Parmi les collections de la Bibliothèque nationale de France, conservées aux côtés des plus célèbres volumes médiévaux ou des brouillons de grands écrivains, se trouvent également des pièces moins spectaculaires, mais tout aussi importantes pour le patrimoine : des textes écrits dans l’urgence, parfois miraculeusement rescapés, qui témoignent de moments extrêmes de la vie.
Exposer des manuscrits, c’est toujours retourner aux sources. Ici, feuillets volants, carnets abîmés par le temps, papiers déchirés, usés ou salis, nous renvoient plus violemment aux soubassements de l’existence humaine. C’est une sélection de ces documents rares que l’exposition Manuscrits de l’extrême : prison, passion, péril, possession donne à voir au public.
Ces manuscrits rédigés dans des conditions extrêmes sont l’écho immédiat et non le témoignage a posteriori. Ils sont les traces fragiles de moments où la vie d’un être est menacée par les événements extérieurs qu’il subit ou les sentiments intérieurs qui l’agitent. Bien qu’ils concernent des événements de nature très différente, ils se trouvent réunis ici sous une même dénomination. Ils coïncident en effet tous avec la même nécessité, au-delà des divergences de situations vécues : poussé dans ses retranchements, livré sans remède à l’infini solitude de son existence, l’être humain éprouve souvent le besoin de laisser une trace écrite.
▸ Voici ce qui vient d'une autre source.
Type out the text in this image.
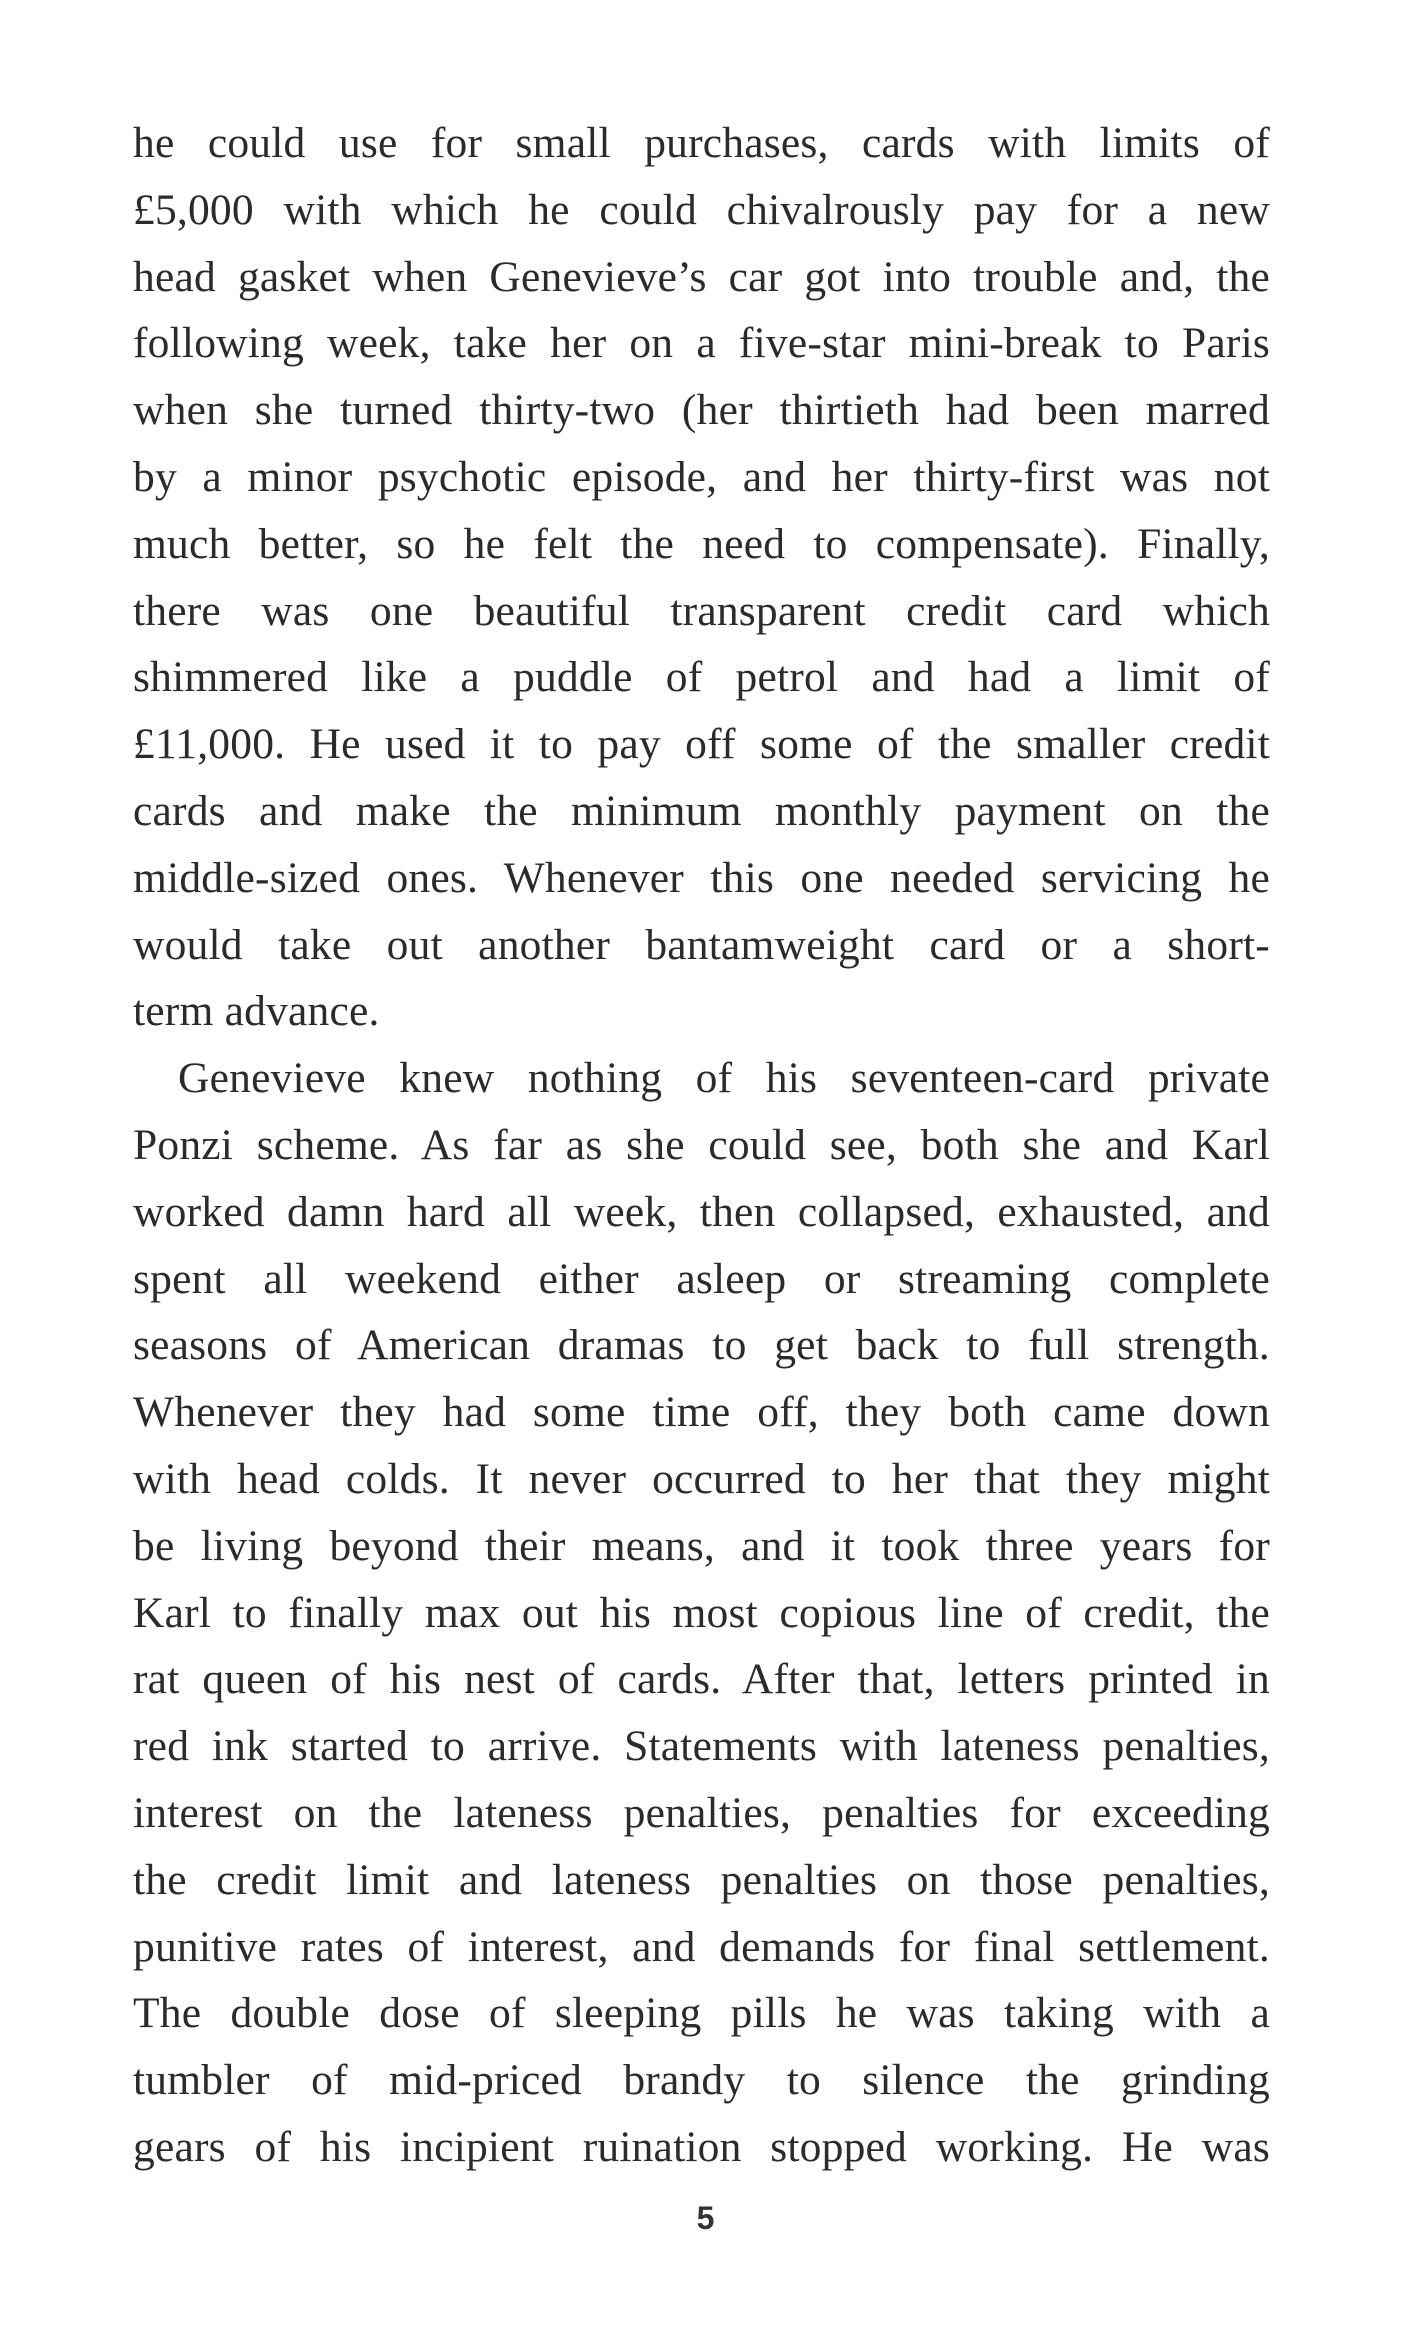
he could use for small purchases, cards with limits of
£5,000 with which he could chivalrously pay for a new
head gasket when Genevieve’s car got into trouble and, the
following week, take her on a five-star mini-break to Paris
when she turned thirty-two (her thirtieth had been marred
by a minor psychotic episode, and her thirty-first was not
much better, so he felt the need to compensate). Finally,
there was one beautiful transparent credit card which
shimmered like a puddle of petrol and had a limit of
£11,000. He used it to pay off some of the smaller credit
cards and make the minimum monthly payment on the
middle-sized ones. Whenever this one needed servicing he
would take out another bantamweight card or a short-
term advance.
Genevieve knew nothing of his seventeen-card private
Ponzi scheme. As far as she could see, both she and Karl
worked damn hard all week, then collapsed, exhausted, and
spent all weekend either asleep or streaming complete
seasons of American dramas to get back to full strength.
Whenever they had some time off, they both came down
with head colds. It never occurred to her that they might
be living beyond their means, and it took three years for
Karl to finally max out his most copious line of credit, the
rat queen of his nest of cards. After that, letters printed in
red ink started to arrive. Statements with lateness penalties,
interest on the lateness penalties, penalties for exceeding
the credit limit and lateness penalties on those penalties,
punitive rates of interest, and demands for final settlement.
The double dose of sleeping pills he was taking with a
tumbler of mid-priced brandy to silence the grinding
gears of his incipient ruination stopped working. He was
5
L’usage des mots dans une situation extrême – détention, mission périlleuse, guerre, amour passionnel, maladie, deuil, aliénation mentale... – prend souvent la forme d’un acte nécessaire, mais se heurte aussi à l’impasse du langage, la difficulté à exprimer et à transmettre le plus fidèlement possible les émotions ou les tourments les plus vifs.
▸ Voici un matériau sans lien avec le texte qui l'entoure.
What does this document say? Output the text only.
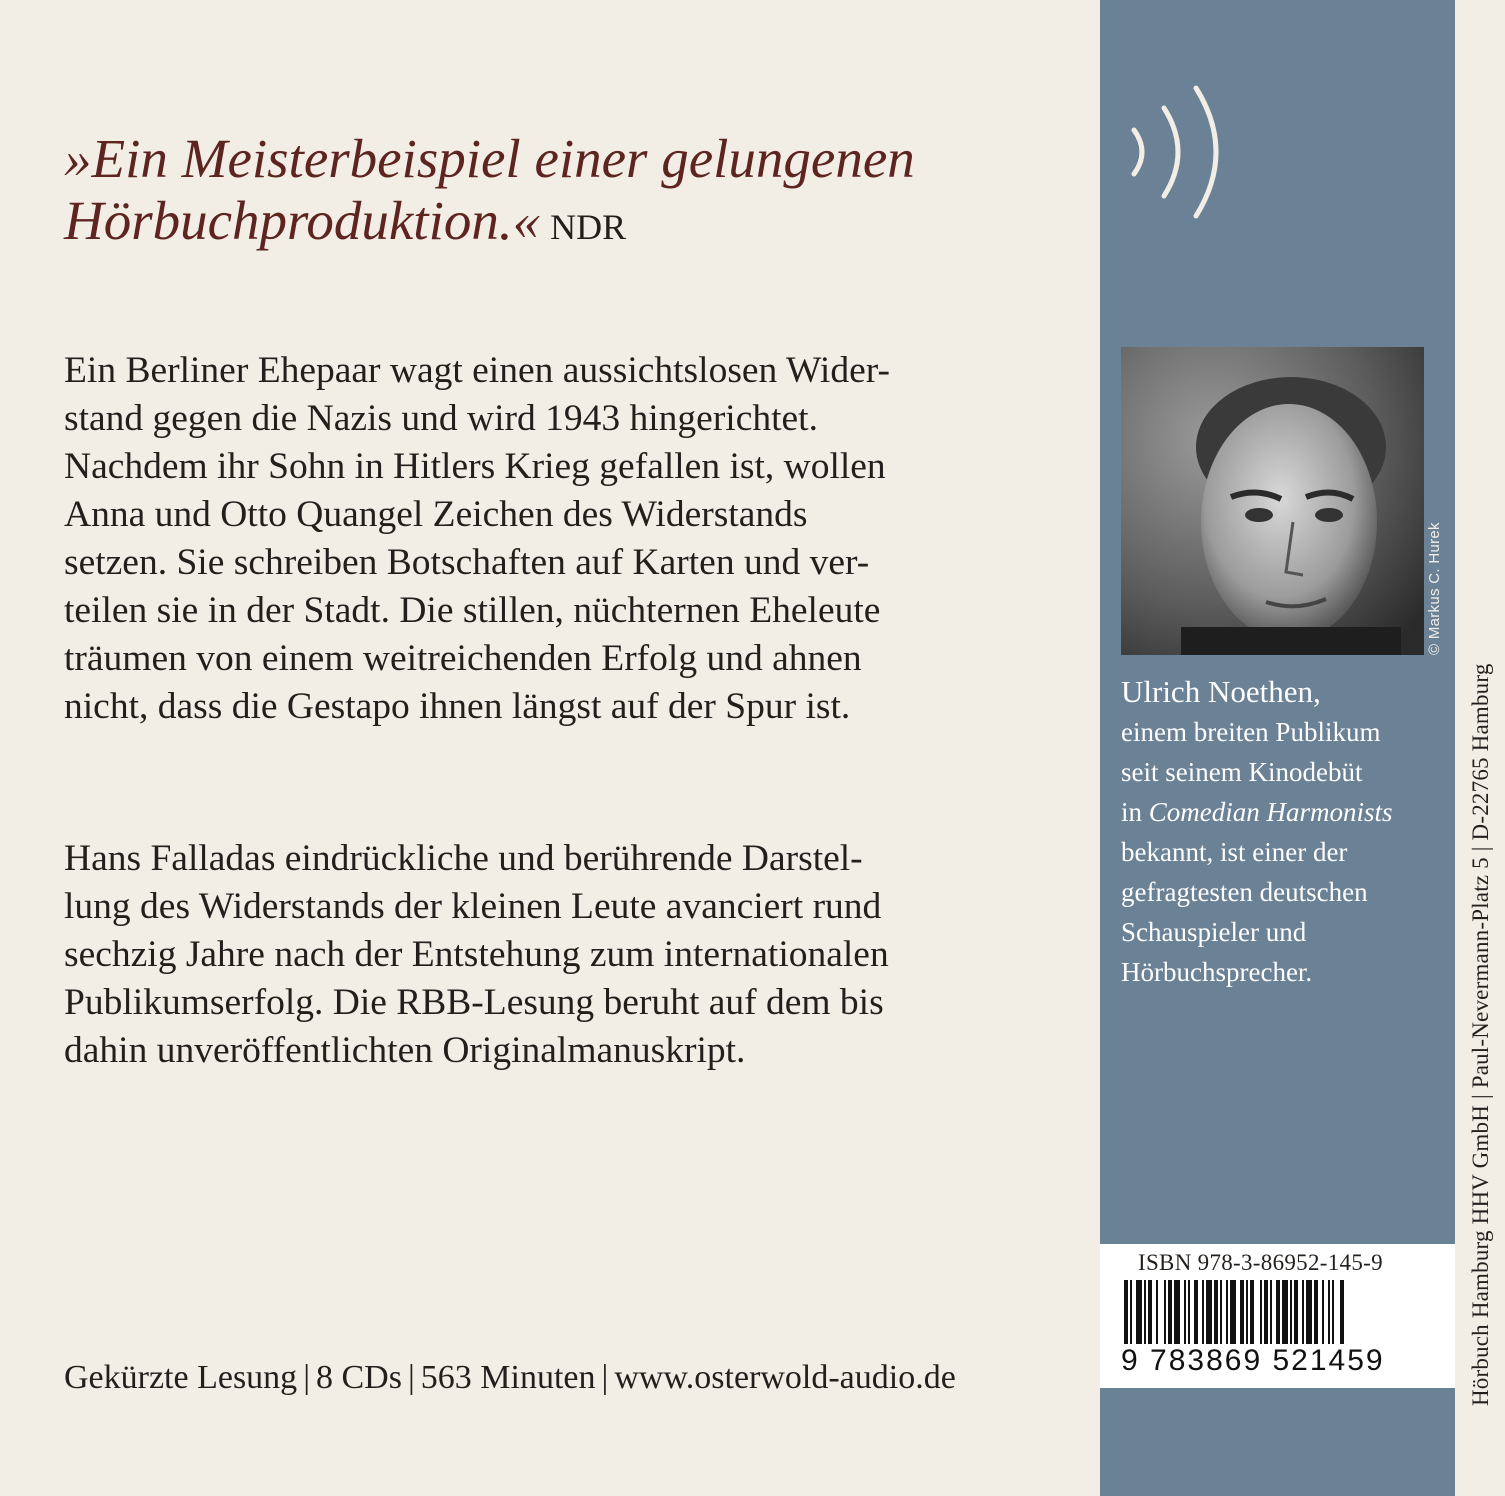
»Ein Meisterbeispiel einer gelungenen
Hörbuchproduktion.« NDR
Ein Berliner Ehepaar wagt einen aussichtslosen Wider-
stand gegen die Nazis und wird 1943 hingerichtet.
Nachdem ihr Sohn in Hitlers Krieg gefallen ist, wollen
Anna und Otto Quangel Zeichen des Widerstands
setzen. Sie schreiben Botschaften auf Karten und ver-
teilen sie in der Stadt. Die stillen, nüchternen Eheleute
träumen von einem weitreichenden Erfolg und ahnen
nicht, dass die Gestapo ihnen längst auf der Spur ist.
Hans Falladas eindrückliche und berührende Darstel-
lung des Widerstands der kleinen Leute avanciert rund
sechzig Jahre nach der Entstehung zum internationalen
Publikumserfolg. Die RBB-Lesung beruht auf dem bis
dahin unveröffentlichten Originalmanuskript.
Gekürzte Lesung | 8 CDs | 563 Minuten | www.osterwold-audio.de
© Markus C. Hurek
Ulrich Noethen,
einem breiten Publikum
seit seinem Kinodebüt
in Comedian Harmonists
bekannt, ist einer der
gefragtesten deutschen
Schauspieler und
Hörbuchsprecher.
ISBN 978-3-86952-145-9
9 783869 521459	Hörbuch Hamburg HHV GmbH | Paul-Nevermann-Platz 5 | D-22765 Hamburg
L’urgence ou l’angoisse dont témoignent souvent la graphie, l’utilisation d’encres ou de papiers de fortune, montrent à quel point, dans des situations extrêmes, le manuscrit, support de la trace écrite, fait corps avec les circonstances dramatiques ou difficiles traversées par leur auteur. La sélection des manuscrits présentés dans l’exposition ne prétend pas à l’exhaustivité. D’autres pièces auraient pu y figurer. Le propos est d’abord de montrer la permanence de la pratique de l’écriture comme soutien de notre humanité dans tous les moments où elle se trouve menacée.